Imagine an organization where Alice in Department A needs to tell something to Bob in Department B. Suppose the organization is very straightlaced, and Alice knows that the only way Bob will hear her message is if Alice tells it to her boss, who tells it to the CEO, who tells it to to the head of department B, who tells it to Bob. What is this game of telephone buying us, exactly?
Re: corrigibility, see this comment.
I think (based on reading Paul’s blog posts) that knowledge isolation provides these benefits:
The distribution of training and test examples for the distilled agent are as similar as possible (possibly identical, or possibly close enough that you can ask for new training data when you find something too far out of distribution). Suppose we allow for unlimited knowledge sharing. The training data gathered from humans will only include examples of humans processing some limited amount of information, and that information will have been produced in a fairly normal set of circumstances that occur during training. But as the IDA procedure continues, later agents will have to deal with much larger amounts of data generated during potentially weirder circumstances. So distributional shift will become more of a problem.

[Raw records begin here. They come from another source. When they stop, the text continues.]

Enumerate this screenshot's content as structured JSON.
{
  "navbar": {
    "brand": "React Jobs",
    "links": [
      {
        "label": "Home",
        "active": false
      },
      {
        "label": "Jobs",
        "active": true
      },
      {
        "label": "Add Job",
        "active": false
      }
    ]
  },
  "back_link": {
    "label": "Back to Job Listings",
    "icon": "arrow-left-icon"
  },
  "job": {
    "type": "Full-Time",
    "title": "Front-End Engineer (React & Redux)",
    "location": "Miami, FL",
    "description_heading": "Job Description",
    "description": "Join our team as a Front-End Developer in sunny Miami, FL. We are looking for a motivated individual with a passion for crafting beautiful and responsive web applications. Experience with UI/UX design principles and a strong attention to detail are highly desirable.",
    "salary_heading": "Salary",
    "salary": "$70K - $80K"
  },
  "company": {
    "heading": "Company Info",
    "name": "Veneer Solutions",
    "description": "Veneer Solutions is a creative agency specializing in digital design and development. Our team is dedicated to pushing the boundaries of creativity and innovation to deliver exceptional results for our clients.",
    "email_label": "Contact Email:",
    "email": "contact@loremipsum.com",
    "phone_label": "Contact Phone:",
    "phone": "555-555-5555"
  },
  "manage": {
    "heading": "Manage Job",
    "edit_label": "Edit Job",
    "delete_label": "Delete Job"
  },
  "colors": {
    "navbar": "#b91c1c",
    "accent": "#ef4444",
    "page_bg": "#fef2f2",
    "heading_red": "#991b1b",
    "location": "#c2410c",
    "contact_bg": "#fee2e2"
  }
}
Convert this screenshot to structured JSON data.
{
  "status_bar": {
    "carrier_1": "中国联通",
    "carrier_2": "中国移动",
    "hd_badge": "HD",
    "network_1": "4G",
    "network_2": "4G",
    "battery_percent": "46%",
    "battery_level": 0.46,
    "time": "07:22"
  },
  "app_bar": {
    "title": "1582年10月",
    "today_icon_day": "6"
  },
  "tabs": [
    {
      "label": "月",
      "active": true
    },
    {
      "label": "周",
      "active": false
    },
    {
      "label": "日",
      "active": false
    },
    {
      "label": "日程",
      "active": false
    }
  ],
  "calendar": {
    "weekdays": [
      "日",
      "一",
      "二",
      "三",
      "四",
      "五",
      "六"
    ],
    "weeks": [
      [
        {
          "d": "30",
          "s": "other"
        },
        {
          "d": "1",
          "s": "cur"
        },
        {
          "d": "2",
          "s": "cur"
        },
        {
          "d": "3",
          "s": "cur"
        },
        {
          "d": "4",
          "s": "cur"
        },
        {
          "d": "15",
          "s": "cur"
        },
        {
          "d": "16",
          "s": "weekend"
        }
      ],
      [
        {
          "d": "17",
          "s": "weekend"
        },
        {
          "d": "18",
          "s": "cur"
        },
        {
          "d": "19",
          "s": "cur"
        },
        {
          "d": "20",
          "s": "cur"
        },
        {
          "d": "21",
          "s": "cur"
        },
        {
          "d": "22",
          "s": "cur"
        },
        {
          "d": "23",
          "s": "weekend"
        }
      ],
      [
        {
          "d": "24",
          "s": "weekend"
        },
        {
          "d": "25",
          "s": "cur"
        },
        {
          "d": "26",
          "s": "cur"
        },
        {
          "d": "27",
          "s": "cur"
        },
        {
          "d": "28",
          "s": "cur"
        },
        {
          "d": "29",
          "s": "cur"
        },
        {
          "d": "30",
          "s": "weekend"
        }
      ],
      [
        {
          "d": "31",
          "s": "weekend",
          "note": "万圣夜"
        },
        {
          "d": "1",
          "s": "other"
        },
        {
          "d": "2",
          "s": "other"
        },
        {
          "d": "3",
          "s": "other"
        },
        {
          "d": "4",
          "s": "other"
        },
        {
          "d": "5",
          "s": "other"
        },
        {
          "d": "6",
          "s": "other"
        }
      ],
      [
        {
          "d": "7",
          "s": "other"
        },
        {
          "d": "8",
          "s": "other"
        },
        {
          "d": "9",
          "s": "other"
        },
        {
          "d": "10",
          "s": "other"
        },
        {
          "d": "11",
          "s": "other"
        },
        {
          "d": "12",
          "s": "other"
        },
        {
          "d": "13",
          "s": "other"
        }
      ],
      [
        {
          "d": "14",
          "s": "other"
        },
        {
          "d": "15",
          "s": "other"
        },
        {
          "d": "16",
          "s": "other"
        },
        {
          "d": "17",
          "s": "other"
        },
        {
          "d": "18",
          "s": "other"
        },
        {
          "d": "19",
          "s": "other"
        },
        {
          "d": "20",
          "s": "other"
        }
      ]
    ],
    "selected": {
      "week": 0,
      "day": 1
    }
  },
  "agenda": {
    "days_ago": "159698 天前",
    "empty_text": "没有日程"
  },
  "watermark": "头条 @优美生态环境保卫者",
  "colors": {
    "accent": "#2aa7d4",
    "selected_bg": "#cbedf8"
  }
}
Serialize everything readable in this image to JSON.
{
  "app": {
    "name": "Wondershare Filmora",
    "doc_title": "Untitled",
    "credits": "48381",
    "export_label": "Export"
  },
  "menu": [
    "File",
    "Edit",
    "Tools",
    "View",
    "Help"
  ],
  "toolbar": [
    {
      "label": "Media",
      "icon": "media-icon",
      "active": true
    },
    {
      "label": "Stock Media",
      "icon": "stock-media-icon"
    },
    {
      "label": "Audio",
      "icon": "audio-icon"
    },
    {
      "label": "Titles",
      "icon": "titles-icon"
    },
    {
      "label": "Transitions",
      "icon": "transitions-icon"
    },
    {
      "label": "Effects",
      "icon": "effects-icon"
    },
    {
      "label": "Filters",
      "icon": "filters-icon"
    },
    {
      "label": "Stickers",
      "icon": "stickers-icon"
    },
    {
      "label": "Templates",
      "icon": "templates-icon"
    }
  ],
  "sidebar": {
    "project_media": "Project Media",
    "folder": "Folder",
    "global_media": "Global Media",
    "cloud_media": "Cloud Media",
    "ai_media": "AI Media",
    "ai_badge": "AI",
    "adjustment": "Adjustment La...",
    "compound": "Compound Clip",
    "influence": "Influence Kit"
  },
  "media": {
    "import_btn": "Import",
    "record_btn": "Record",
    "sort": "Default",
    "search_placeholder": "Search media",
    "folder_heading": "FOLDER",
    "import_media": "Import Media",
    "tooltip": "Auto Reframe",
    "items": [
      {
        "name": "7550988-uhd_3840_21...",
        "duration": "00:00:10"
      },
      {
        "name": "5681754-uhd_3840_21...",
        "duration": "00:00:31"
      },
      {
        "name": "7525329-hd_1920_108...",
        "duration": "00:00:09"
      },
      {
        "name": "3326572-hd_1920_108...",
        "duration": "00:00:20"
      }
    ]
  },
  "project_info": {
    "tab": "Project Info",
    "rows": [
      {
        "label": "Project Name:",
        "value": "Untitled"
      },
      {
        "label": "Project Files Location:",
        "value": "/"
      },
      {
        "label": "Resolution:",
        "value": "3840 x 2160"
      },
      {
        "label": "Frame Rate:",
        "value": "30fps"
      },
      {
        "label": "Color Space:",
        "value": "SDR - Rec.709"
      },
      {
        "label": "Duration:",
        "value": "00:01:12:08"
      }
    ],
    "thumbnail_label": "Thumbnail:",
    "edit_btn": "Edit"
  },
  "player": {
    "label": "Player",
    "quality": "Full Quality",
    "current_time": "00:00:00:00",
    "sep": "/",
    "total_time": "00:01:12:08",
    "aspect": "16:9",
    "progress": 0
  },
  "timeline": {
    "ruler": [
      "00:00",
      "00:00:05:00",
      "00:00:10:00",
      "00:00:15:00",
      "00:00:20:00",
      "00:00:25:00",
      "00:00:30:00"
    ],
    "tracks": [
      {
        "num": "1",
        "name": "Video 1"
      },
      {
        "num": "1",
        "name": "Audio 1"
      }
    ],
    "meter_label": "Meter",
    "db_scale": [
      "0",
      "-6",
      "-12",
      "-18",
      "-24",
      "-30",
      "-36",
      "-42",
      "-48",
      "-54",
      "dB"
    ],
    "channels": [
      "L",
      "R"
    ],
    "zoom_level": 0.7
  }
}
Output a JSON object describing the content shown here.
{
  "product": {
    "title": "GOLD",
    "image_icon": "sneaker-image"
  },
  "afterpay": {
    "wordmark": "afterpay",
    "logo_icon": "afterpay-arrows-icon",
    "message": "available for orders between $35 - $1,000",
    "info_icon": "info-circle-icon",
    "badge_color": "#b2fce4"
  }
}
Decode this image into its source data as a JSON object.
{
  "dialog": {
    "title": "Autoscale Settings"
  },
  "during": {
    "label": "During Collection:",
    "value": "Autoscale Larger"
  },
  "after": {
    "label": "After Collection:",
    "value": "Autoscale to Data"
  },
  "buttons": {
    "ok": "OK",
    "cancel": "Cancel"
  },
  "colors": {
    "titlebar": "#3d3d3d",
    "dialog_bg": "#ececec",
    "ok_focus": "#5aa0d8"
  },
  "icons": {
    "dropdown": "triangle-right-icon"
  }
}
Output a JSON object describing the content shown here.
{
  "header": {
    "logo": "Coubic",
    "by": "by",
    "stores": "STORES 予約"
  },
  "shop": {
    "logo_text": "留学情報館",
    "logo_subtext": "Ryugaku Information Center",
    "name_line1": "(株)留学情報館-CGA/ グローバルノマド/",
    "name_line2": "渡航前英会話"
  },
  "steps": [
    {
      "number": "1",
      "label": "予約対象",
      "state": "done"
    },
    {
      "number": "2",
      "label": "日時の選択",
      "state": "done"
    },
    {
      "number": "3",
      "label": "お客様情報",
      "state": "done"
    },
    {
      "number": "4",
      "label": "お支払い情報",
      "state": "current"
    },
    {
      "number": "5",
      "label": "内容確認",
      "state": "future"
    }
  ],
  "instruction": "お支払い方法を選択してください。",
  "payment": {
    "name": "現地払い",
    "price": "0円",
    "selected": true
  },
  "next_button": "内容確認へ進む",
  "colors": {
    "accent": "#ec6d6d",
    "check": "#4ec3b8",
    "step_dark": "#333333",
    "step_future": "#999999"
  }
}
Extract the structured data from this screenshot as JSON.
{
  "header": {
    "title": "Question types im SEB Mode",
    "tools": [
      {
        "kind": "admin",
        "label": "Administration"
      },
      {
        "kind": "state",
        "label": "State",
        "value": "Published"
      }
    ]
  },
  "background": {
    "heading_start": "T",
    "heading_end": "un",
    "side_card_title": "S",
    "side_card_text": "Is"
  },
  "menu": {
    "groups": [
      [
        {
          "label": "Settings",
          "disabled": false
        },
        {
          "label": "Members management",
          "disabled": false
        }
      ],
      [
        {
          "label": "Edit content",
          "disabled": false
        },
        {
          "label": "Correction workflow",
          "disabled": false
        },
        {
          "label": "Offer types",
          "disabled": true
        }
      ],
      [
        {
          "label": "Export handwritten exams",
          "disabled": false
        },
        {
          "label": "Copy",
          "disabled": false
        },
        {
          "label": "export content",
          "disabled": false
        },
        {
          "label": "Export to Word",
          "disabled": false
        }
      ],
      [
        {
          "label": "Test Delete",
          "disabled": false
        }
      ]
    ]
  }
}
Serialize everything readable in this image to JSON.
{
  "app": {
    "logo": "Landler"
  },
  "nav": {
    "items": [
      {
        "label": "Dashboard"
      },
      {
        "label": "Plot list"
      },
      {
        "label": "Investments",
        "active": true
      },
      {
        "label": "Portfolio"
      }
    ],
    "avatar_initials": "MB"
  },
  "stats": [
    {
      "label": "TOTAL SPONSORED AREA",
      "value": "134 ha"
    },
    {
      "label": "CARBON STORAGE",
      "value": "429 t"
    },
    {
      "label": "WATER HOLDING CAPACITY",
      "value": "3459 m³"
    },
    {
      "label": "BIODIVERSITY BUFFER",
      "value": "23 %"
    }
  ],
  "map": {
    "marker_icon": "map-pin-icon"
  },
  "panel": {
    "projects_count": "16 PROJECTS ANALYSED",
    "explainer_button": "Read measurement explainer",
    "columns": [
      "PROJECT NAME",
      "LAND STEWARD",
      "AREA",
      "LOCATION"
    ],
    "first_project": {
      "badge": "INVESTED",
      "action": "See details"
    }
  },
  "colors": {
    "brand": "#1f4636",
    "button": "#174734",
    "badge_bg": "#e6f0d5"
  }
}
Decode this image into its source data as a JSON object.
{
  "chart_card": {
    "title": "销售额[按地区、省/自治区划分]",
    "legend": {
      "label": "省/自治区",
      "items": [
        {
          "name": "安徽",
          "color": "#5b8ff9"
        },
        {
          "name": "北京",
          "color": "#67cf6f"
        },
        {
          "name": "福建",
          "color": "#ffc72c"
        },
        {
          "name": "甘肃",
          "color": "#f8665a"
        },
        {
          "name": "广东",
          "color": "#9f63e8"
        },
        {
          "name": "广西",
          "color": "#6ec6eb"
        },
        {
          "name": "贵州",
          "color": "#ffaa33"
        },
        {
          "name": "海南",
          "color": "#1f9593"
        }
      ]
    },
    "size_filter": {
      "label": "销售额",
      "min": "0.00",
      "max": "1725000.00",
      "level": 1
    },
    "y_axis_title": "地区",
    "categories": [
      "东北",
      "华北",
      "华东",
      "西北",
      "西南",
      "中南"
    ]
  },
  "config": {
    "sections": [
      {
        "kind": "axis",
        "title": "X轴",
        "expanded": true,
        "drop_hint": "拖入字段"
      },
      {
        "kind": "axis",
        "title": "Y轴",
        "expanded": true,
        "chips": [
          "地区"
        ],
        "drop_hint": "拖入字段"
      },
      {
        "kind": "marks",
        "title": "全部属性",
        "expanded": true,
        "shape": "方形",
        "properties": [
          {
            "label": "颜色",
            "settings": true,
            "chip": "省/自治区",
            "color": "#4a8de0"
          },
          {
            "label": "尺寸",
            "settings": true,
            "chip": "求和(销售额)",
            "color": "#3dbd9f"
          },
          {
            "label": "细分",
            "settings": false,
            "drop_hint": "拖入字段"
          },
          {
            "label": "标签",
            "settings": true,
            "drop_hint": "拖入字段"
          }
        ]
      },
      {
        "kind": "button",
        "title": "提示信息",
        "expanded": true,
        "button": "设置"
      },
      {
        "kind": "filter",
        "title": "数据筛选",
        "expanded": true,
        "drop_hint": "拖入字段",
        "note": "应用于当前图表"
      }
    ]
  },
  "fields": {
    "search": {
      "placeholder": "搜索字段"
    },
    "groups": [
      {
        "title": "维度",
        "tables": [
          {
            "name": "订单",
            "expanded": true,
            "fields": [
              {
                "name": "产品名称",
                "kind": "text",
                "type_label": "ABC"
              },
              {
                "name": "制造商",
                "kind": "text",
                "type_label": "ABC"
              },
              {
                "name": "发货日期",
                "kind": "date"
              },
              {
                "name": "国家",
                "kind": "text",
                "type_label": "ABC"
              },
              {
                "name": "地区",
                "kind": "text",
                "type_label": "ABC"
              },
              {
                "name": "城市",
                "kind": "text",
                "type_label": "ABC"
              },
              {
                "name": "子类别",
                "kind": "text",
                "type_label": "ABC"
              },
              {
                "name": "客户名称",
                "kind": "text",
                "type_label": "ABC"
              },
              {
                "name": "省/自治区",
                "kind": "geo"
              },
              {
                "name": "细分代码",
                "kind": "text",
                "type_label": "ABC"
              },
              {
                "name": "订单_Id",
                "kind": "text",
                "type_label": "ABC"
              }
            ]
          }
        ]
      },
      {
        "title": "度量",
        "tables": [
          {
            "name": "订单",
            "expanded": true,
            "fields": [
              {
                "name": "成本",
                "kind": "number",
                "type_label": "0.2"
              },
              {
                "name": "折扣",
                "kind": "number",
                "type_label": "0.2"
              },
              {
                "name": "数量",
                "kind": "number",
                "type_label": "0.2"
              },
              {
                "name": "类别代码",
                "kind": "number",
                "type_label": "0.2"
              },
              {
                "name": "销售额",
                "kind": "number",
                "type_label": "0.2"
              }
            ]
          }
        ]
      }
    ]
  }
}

Security amplification. In Universality and Security Amplification, Paul describes limiting the amount of information accessible to each agent to the extent that we can perform red-teaming over the set of possible inputs an agent will have to process, and so have confidence that agents won’t be attacked by any input they receive. He acknowledges that this will limit capabilities (so the system wouldn’t be able to, say, translate between languages as well as a human translator). But he claims that 1) the system doesn’t necessarily need to perform all tasks itself, instead it can just learn how to safely use external humans or system and 2) even the information limited set of queries the system can answer will still be able to include a “simple core of reasoning” sufficient for this task. (I’m still trying to wrap my head around whether I think this kind of system will be able to have sufficient capabilities.)